APRA flags surge in 5% deposit loans as first-home buyers borrow more
Banks wrote a record $5.4 billion of owner-occupier mortgages with deposits of 5% or less in the December quarter, after the uncapping of the federal government’s Home Guarantee Scheme.
APRA said the value of these loans rose by $2.1 billion, or 63% in the quarter, the largest jump in the series since the dataset began in 2019. Low-deposit lending represented 4% of new owner-occupier mortgages, a record share.

Source: APRA Quarterly ADI Property Exposure statistics
Total new home lending reached $211.9 billion in the quarter. Owner-occupier lending rose 12.1%, while investor lending was 25% higher than a year earlier.
| Value of new loans funded December 2025 quarter | ||
|---|---|---|
| Dec 25 quarter | Change from previous quarter | Change from Dec 24 quarter |
| $134.1 billion - record high | +$14.5 billion (+12.1%) | +$20.4 billion (+17.9%) |
| $77.8 billion - record high | +$6.3 billion (+8.9%) | +$16.0 billion (+25.9%) |
| Source: APRA Quarterly ADI Property Exposure statistics | ||

“The Home Guarantee scheme has removed a key barrier for first-home buyers who have surged on to the market, wafer-thin deposits in hand,” said Sally Tindall (pictured right), data insights director at Canstar.com.au.
“Saving a 20% deposit had become an almost impossible task for many would-be buyers. This latest APRA data confirms new borrowers are now jumping at the option of a 5% deposit loan.
“These loans now make up 4% of new owner-occupier lending, which sounds small, but is actually the highest proportion on record. This won’t have passed the regulator by.”

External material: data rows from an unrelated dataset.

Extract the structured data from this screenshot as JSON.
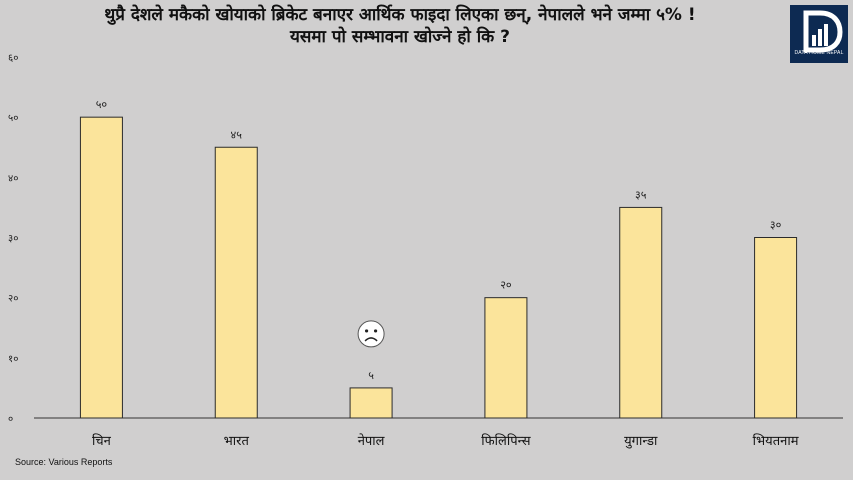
{
  "title": {
    "line1": "थुप्रै देशले मकैको खोयाको ब्रिकेट बनाएर आर्थिक फाइदा लिएका छन्, नेपालले भने जम्मा ५% !",
    "line2": "यसमा पो सम्भावना खोज्ने हो कि ?"
  },
  "logo": {
    "text": "DATA HOME NEPAL"
  },
  "source": "Source:  Various Reports",
  "colors": {
    "bar_fill": "#fbe49b",
    "bar_stroke": "#2b2b2b",
    "background": "#d0cfcf"
  },
  "annotation": {
    "category": "नेपाल",
    "icon": "sad-face-emoji"
  },
  "chart_data": {
    "type": "bar",
    "categories": [
      "चिन",
      "भारत",
      "नेपाल",
      "फिलिपिन्स",
      "युगान्डा",
      "भियतनाम"
    ],
    "values": [
      50,
      45,
      5,
      20,
      35,
      30
    ],
    "value_labels": [
      "५०",
      "४५",
      "५",
      "२०",
      "३५",
      "३०"
    ],
    "yticks": [
      0,
      10,
      20,
      30,
      40,
      50,
      60
    ],
    "ytick_labels": [
      "०",
      "१०",
      "२०",
      "३०",
      "४०",
      "५०",
      "६०"
    ],
    "ylim": [
      0,
      60
    ],
    "title": "",
    "xlabel": "",
    "ylabel": "",
    "grid": false,
    "legend": "none"
  }
}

The APRA data also revealed that borrowers continued to build offset buffers. Offset balances rose to $343.5 billion, up $16.2 billion in three months, and accounted for 12.3% of credit limits across lenders’ mortgage books, up from 11.9% in the September quarter.

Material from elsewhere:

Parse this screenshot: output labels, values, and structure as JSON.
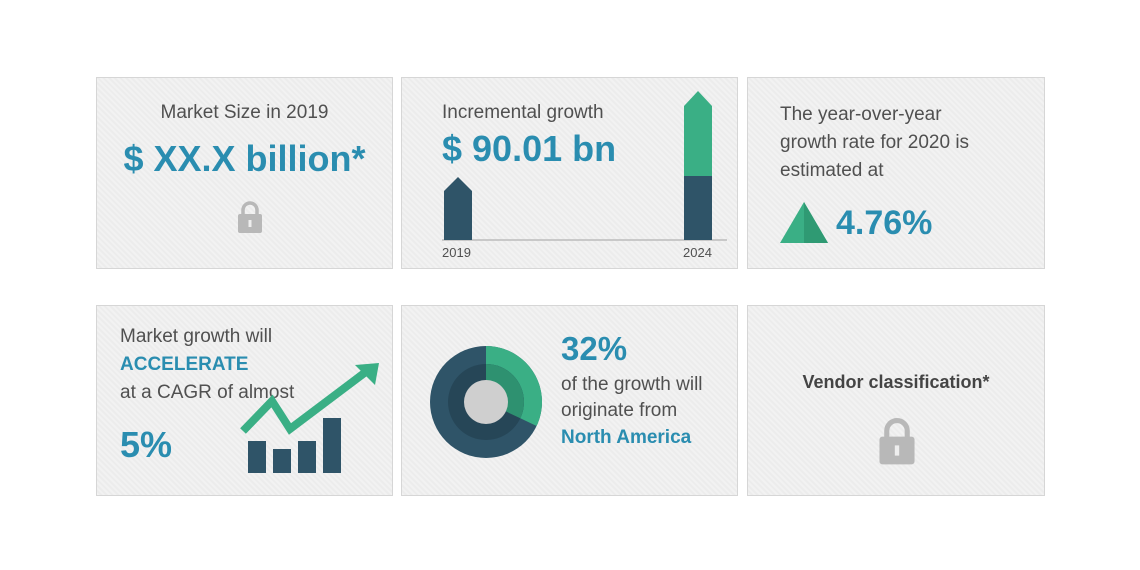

“Australians are continuing to stash large sums in their offset accounts, with balances hitting a record $343.5 billion,” Tindall said.
“For mortgage holders who can afford it, parking spare cash in an offset is one of the most effective ways to cut interest costs while building a financial buffer. It helps soften the blow of last month’s rate hike and put households in a stronger position if the two additional hikes banks are forecasting materialise.”

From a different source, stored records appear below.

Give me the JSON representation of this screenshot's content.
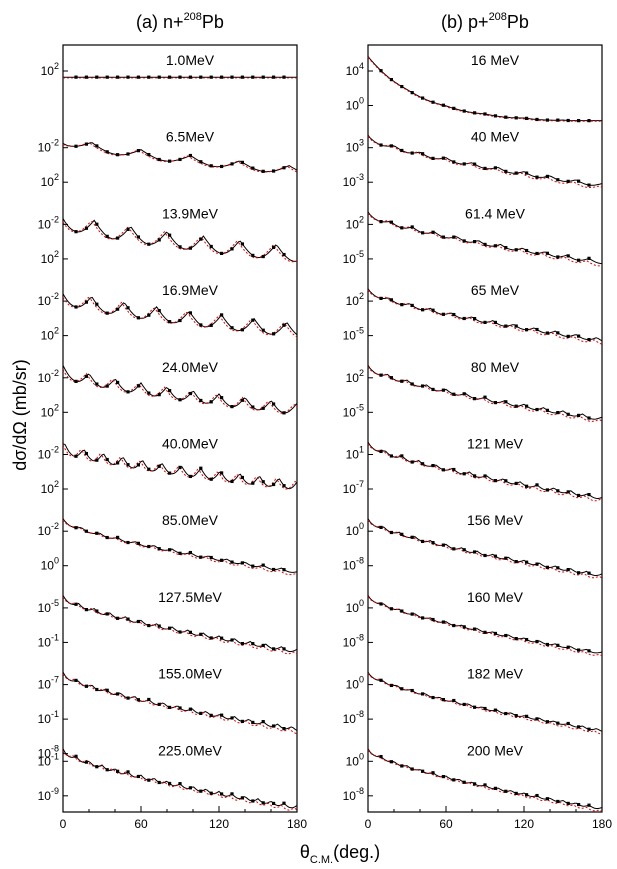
{
  "figure": {
    "ylabel": "dσ/dΩ (mb/sr)",
    "xlabel_main": "θ",
    "xlabel_sub": "C.M.",
    "xlabel_unit": "(deg.)"
  },
  "colors": {
    "theory_a": "#000000",
    "theory_b": "#e00000",
    "data": "#000000"
  },
  "chart_data": [
    {
      "type": "line",
      "panel": "a",
      "title_label": "(a)",
      "title_proj": "n+",
      "title_mass": "208",
      "title_target": "Pb",
      "xlim": [
        0,
        180
      ],
      "x_ticks": [
        "0",
        "60",
        "120",
        "180"
      ],
      "series_styles": [
        {
          "color": "#000000",
          "style": "solid"
        },
        {
          "color": "#e00000",
          "style": "dotted"
        },
        {
          "marker": "square",
          "color": "#000000"
        }
      ],
      "curves": [
        {
          "label": "1.0MeV",
          "ticks": [
            {
              "base": "10",
              "exp": "2"
            }
          ],
          "shape": {
            "kind": "flat",
            "osc": 0.03
          }
        },
        {
          "label": "6.5MeV",
          "ticks": [
            {
              "base": "10",
              "exp": "-2"
            },
            {
              "base": "10",
              "exp": "2"
            }
          ],
          "shape": {
            "kind": "osc",
            "drop": 0.45,
            "amp": 0.12,
            "period": 38,
            "phase": 60
          }
        },
        {
          "label": "13.9MeV",
          "ticks": [
            {
              "base": "10",
              "exp": "-2"
            },
            {
              "base": "10",
              "exp": "2"
            }
          ],
          "shape": {
            "kind": "osc",
            "drop": 0.5,
            "amp": 0.22,
            "period": 28,
            "phase": 24
          }
        },
        {
          "label": "16.9MeV",
          "ticks": [
            {
              "base": "10",
              "exp": "-2"
            },
            {
              "base": "10",
              "exp": "2"
            }
          ],
          "shape": {
            "kind": "osc",
            "drop": 0.5,
            "amp": 0.2,
            "period": 25,
            "phase": 22
          }
        },
        {
          "label": "24.0MeV",
          "ticks": [
            {
              "base": "10",
              "exp": "-2"
            },
            {
              "base": "10",
              "exp": "2"
            }
          ],
          "shape": {
            "kind": "osc",
            "drop": 0.55,
            "amp": 0.16,
            "period": 20,
            "phase": 20
          }
        },
        {
          "label": "40.0MeV",
          "ticks": [
            {
              "base": "10",
              "exp": "-2"
            },
            {
              "base": "10",
              "exp": "2"
            }
          ],
          "shape": {
            "kind": "osc",
            "drop": 0.55,
            "amp": 0.14,
            "period": 15,
            "phase": 16
          }
        },
        {
          "label": "85.0MeV",
          "ticks": [
            {
              "base": "10",
              "exp": "-2"
            },
            {
              "base": "10",
              "exp": "0"
            }
          ],
          "shape": {
            "kind": "decay",
            "drop": 0.75,
            "amp": 0.04,
            "period": 14
          }
        },
        {
          "label": "127.5MeV",
          "ticks": [
            {
              "base": "10",
              "exp": "-5"
            },
            {
              "base": "10",
              "exp": "-1"
            }
          ],
          "shape": {
            "kind": "decay",
            "drop": 0.78,
            "amp": 0.05,
            "period": 12
          }
        },
        {
          "label": "155.0MeV",
          "ticks": [
            {
              "base": "10",
              "exp": "-7"
            },
            {
              "base": "10",
              "exp": "-1"
            },
            {
              "base": "10",
              "exp": "-8"
            }
          ],
          "shape": {
            "kind": "decay",
            "drop": 0.8,
            "amp": 0.05,
            "period": 11
          }
        },
        {
          "label": "225.0MeV",
          "ticks": [
            {
              "base": "10",
              "exp": "-1"
            },
            {
              "base": "10",
              "exp": "-9"
            }
          ],
          "shape": {
            "kind": "decay",
            "drop": 0.82,
            "amp": 0.05,
            "period": 10
          }
        }
      ]
    },
    {
      "type": "line",
      "panel": "b",
      "title_label": "(b)",
      "title_proj": "p+",
      "title_mass": "208",
      "title_target": "Pb",
      "xlim": [
        0,
        180
      ],
      "x_ticks": [
        "0",
        "60",
        "120",
        "180"
      ],
      "series_styles": [
        {
          "color": "#000000",
          "style": "solid"
        },
        {
          "color": "#e00000",
          "style": "dotted"
        },
        {
          "marker": "square",
          "color": "#000000"
        }
      ],
      "curves": [
        {
          "label": "16   MeV",
          "ticks": [
            {
              "base": "10",
              "exp": "4"
            },
            {
              "base": "10",
              "exp": "0"
            }
          ],
          "shape": {
            "kind": "rutherford",
            "drop": 0.95,
            "amp": 0.01,
            "period": 30
          }
        },
        {
          "label": "40   MeV",
          "ticks": [
            {
              "base": "10",
              "exp": "3"
            },
            {
              "base": "10",
              "exp": "-3"
            }
          ],
          "shape": {
            "kind": "decay",
            "drop": 0.7,
            "amp": 0.05,
            "period": 20
          }
        },
        {
          "label": "61.4   MeV",
          "ticks": [
            {
              "base": "10",
              "exp": "2"
            },
            {
              "base": "10",
              "exp": "-5"
            }
          ],
          "shape": {
            "kind": "decay",
            "drop": 0.7,
            "amp": 0.05,
            "period": 17
          }
        },
        {
          "label": "65   MeV",
          "ticks": [
            {
              "base": "10",
              "exp": "2"
            },
            {
              "base": "10",
              "exp": "-5"
            }
          ],
          "shape": {
            "kind": "decay",
            "drop": 0.72,
            "amp": 0.05,
            "period": 16
          }
        },
        {
          "label": "80   MeV",
          "ticks": [
            {
              "base": "10",
              "exp": "2"
            },
            {
              "base": "10",
              "exp": "-5"
            }
          ],
          "shape": {
            "kind": "decay",
            "drop": 0.75,
            "amp": 0.05,
            "period": 15
          }
        },
        {
          "label": "121   MeV",
          "ticks": [
            {
              "base": "10",
              "exp": "1"
            },
            {
              "base": "10",
              "exp": "-7"
            }
          ],
          "shape": {
            "kind": "decay",
            "drop": 0.78,
            "amp": 0.05,
            "period": 13
          }
        },
        {
          "label": "156   MeV",
          "ticks": [
            {
              "base": "10",
              "exp": "0"
            },
            {
              "base": "10",
              "exp": "-8"
            }
          ],
          "shape": {
            "kind": "decay",
            "drop": 0.8,
            "amp": 0.04,
            "period": 12
          }
        },
        {
          "label": "160   MeV",
          "ticks": [
            {
              "base": "10",
              "exp": "0"
            },
            {
              "base": "10",
              "exp": "-8"
            }
          ],
          "shape": {
            "kind": "decay",
            "drop": 0.82,
            "amp": 0.03,
            "period": 12
          }
        },
        {
          "label": "182   MeV",
          "ticks": [
            {
              "base": "10",
              "exp": "0"
            },
            {
              "base": "10",
              "exp": "-8"
            }
          ],
          "shape": {
            "kind": "decay",
            "drop": 0.83,
            "amp": 0.03,
            "period": 11
          }
        },
        {
          "label": "200   MeV",
          "ticks": [
            {
              "base": "10",
              "exp": "0"
            },
            {
              "base": "10",
              "exp": "-8"
            }
          ],
          "shape": {
            "kind": "decay",
            "drop": 0.85,
            "amp": 0.03,
            "period": 10
          }
        }
      ]
    }
  ]
}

Higher-risk lending also increased. New loans with debt-to-income ratios of six times or more rose by $2.8 billion in the quarter and made up 6.8% of new lending. APRA’s cap on high DTI lending, announced in November, took effect on 1 February.
“Borrowers piled into the property market in the December quarter, with a record $211.9 billion worth of new home loans written in just three months,” Tindall said.
“While owner-occupiers dominated in this quarter, over the year, investors posted the biggest growth, with the value of new investor loans 25 per cent higher than the same quarter a year ago.
“This staggering growth in investor lending has caught the eye of the regulator, as has the rise in loans with a debt-to-income ratio of six times or more, with APRA introducing a new limit on these mortgages. This new cap only kicked in on 1 February, so the real test will be whether investor activity starts to cool in the next set of data.”